Rahmatallah Yasir, Glazko Galina
Department of Biomedical Informatics, University of Arkansas for Medical Sciences, Little Rock, AR, 72205, USA.
BMC Bioinformatics. 2025 Apr 14;26(1):103. doi: 10.1186/s12859-025-06117-0.
Gene set analysis methods have played a major role in generating biological interpretations of omics data such as gene expression datasets. However, most methods focus on detecting homogenous pattern changes in mean expression while methods detecting pattern changes in variance remain poorly explored. While a few studies attempted to use gene-level variance analysis, such approach remains under-utilized. When comparing two phenotypes, gene sets with distinct changes in subgroups under one phenotype are overlooked by available methods although they reflect meaningful biological differences between two phenotypes. Multivariate sample-level variance analysis methods are needed to detect such pattern changes.
We used ranking schemes based on minimum spanning tree to generalize the Cramer-Von Mises and Anderson-Darling univariate statistics into multivariate gene set analysis methods to detect differential sample variance or mean. We characterized the detection power and Type I error rate of these methods in addition to two methods developed earlier using simulation results with different parameters. We applied the developed methods to microarray gene expression dataset of prednisolone-resistant and prednisolone-sensitive children diagnosed with B-lineage acute lymphoblastic leukemia and bulk RNA-sequencing gene expression dataset of benign hyperplastic polyps and potentially malignant sessile serrated adenoma/polyps. One or both of the two compared phenotypes in each of these datasets have distinct molecular subtypes that contribute to within phenotype variability and to heterogeneous differences between two compared phenotypes. Our results show that methods designed to detect differential sample variance provide meaningful biological interpretations by detecting specific hallmark gene sets associated with the two compared phenotypes as documented in available literature.

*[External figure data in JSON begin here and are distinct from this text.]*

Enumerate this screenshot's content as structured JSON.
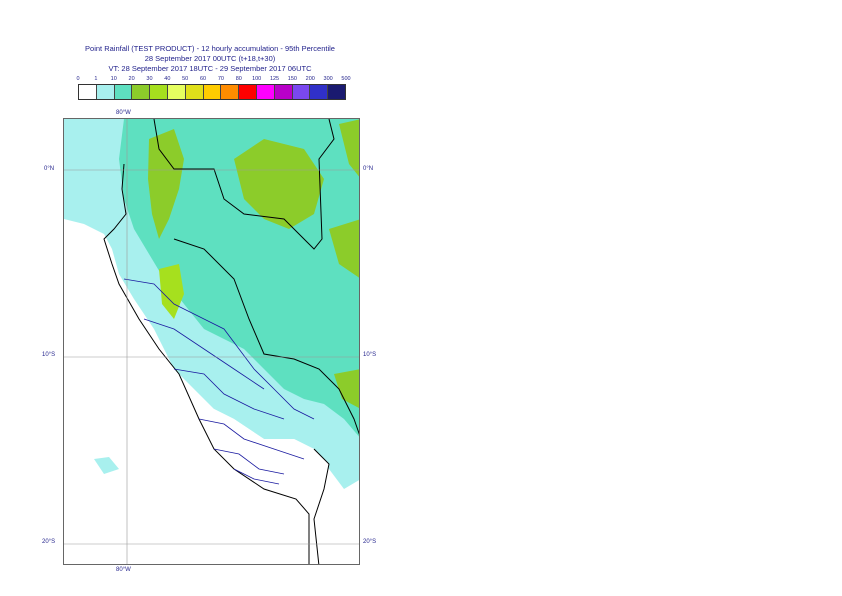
{
  "title": {
    "line1": "Point Rainfall (TEST PRODUCT) - 12 hourly accumulation - 95th Percentile",
    "line2": "28 September 2017 00UTC (t+18,t+30)",
    "line3": "VT: 28 September 2017 18UTC - 29 September 2017 06UTC"
  },
  "legend": {
    "thresholds": [
      "0",
      "1",
      "10",
      "20",
      "30",
      "40",
      "50",
      "60",
      "70",
      "80",
      "100",
      "125",
      "150",
      "200",
      "300",
      "500"
    ],
    "colors": [
      "#ffffff",
      "#a8f0ee",
      "#5ee0c0",
      "#8ccc2a",
      "#a6e01e",
      "#e6ff60",
      "#e0e01a",
      "#ffcc00",
      "#ff8c00",
      "#ff0000",
      "#ff00ff",
      "#b800c8",
      "#7a48f0",
      "#3030c8",
      "#1a1a70"
    ]
  },
  "map": {
    "lon_label_top": "80°W",
    "lon_label_bottom": "80°W",
    "lat_labels": [
      "0°N",
      "10°S",
      "20°S"
    ],
    "lat_labels_right": [
      "0°N",
      "10°S",
      "20°S"
    ]
  }
}
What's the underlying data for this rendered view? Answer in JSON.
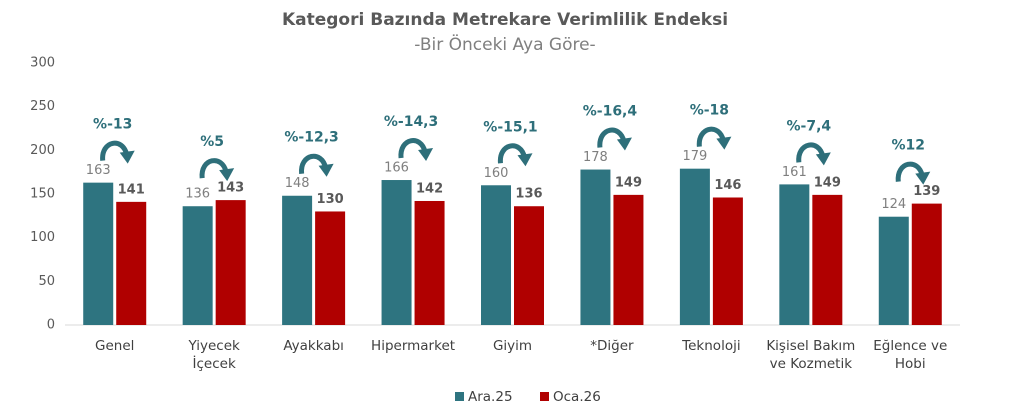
{
  "chart_data": {
    "type": "bar",
    "title": "Kategori Bazında Metrekare Verimlilik Endeksi",
    "subtitle": "-Bir Önceki Aya Göre-",
    "categories": [
      "Genel",
      "Yiyecek\nİçecek",
      "Ayakkabı",
      "Hipermarket",
      "Giyim",
      "*Diğer",
      "Teknoloji",
      "Kişisel Bakım\nve Kozmetik",
      "Eğlence ve\nHobi"
    ],
    "series": [
      {
        "name": "Ara.25",
        "color": "#2e7480",
        "values": [
          163,
          136,
          148,
          166,
          160,
          178,
          179,
          161,
          124
        ]
      },
      {
        "name": "Oca.26",
        "color": "#b00000",
        "values": [
          141,
          143,
          130,
          142,
          136,
          149,
          146,
          149,
          139
        ]
      }
    ],
    "annotations": [
      "%-13",
      "%5",
      "%-12,3",
      "%-14,3",
      "%-15,1",
      "%-16,4",
      "%-18",
      "%-7,4",
      "%12"
    ],
    "ylim": [
      0,
      300
    ],
    "yticks": [
      0,
      50,
      100,
      150,
      200,
      250,
      300
    ],
    "grid": false,
    "legend": "bottom"
  }
}
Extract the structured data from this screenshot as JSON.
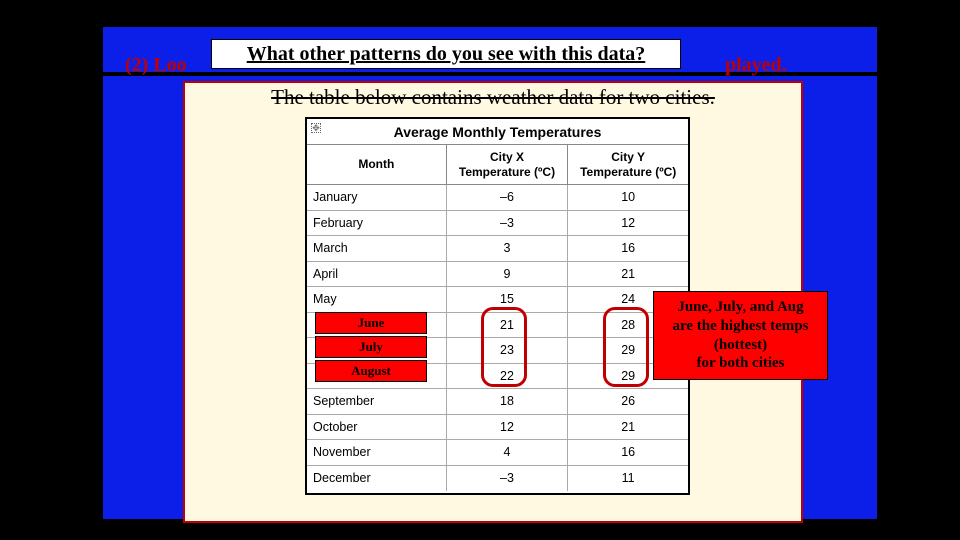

The results of this study demonstrate the usefulness of methods designed to detect differential sample variance in providing biological interpretations when biologically relevant but heterogeneous changes between two phenotypes are prevalent in specific signaling pathways. Software implementation of the methods is available with detailed documentation from Bioconductor package GSAR. The available methods are applicable to gene expression datasets in a normalized matrix form and could be used with other omics datasets in a normalized matrix form with available collection of feature sets.
基因集分析方法在对诸如基因表达数据集等组学数据进行生物学解释方面发挥了重要作用。然而,大多数方法侧重于检测平均表达中的同质模式变化,而检测方差模式变化的方法仍未得到充分探索。虽然有一些研究尝试使用基因水平的方差分析,但这种方法仍未得到充分利用。在比较两种表型时,现有方法会忽略在一种表型下亚组中具有明显变化的基因集,尽管它们反映了两种表型之间有意义的生物学差异。需要多变量样本水平的方差分析方法来检测这种模式变化。
我们使用基于最小生成树的排序方案,将克莱默 - 冯·米塞斯和安德森 - 达林单变量统计量推广为多变量基因集分析方法,以检测差异样本方差或均值。除了早期使用不同参数的模拟结果开发的两种方法外,我们还对这些方法的检测能力和I型错误率进行了表征。我们将开发的方法应用于诊断为B系急性淋巴细胞白血病的泼尼松龙耐药和泼尼松龙敏感儿童的微阵列基因表达数据集,以及良性增生性息肉和潜在恶性无蒂锯齿状腺瘤/息肉的批量RNA测序基因表达数据集。在这些数据集中的每一个中,两种比较的表型中的一种或两种都具有不同的分子亚型,这些亚型导致表型内的变异性以及两种比较表型之间的异质性差异。我们的结果表明,设计用于检测差异样本方差的方法通过检测与两种比较表型相关的特定标志性基因集,如现有文献中所记录的,提供了有意义的生物学解释。
本研究结果证明,当两种表型之间生物学相关但异质性变化在特定信号通路中普遍存在时,设计用于检测差异样本方差的方法在提供生物学解释方面是有用的。这些方法的软件实现可从Bioconductor包GSAR获得详细文档。现有方法适用于归一化矩阵形式的基因表达数据集,并且可以与具有可用特征集集合的归一化矩阵形式的其他组学数据集一起使用。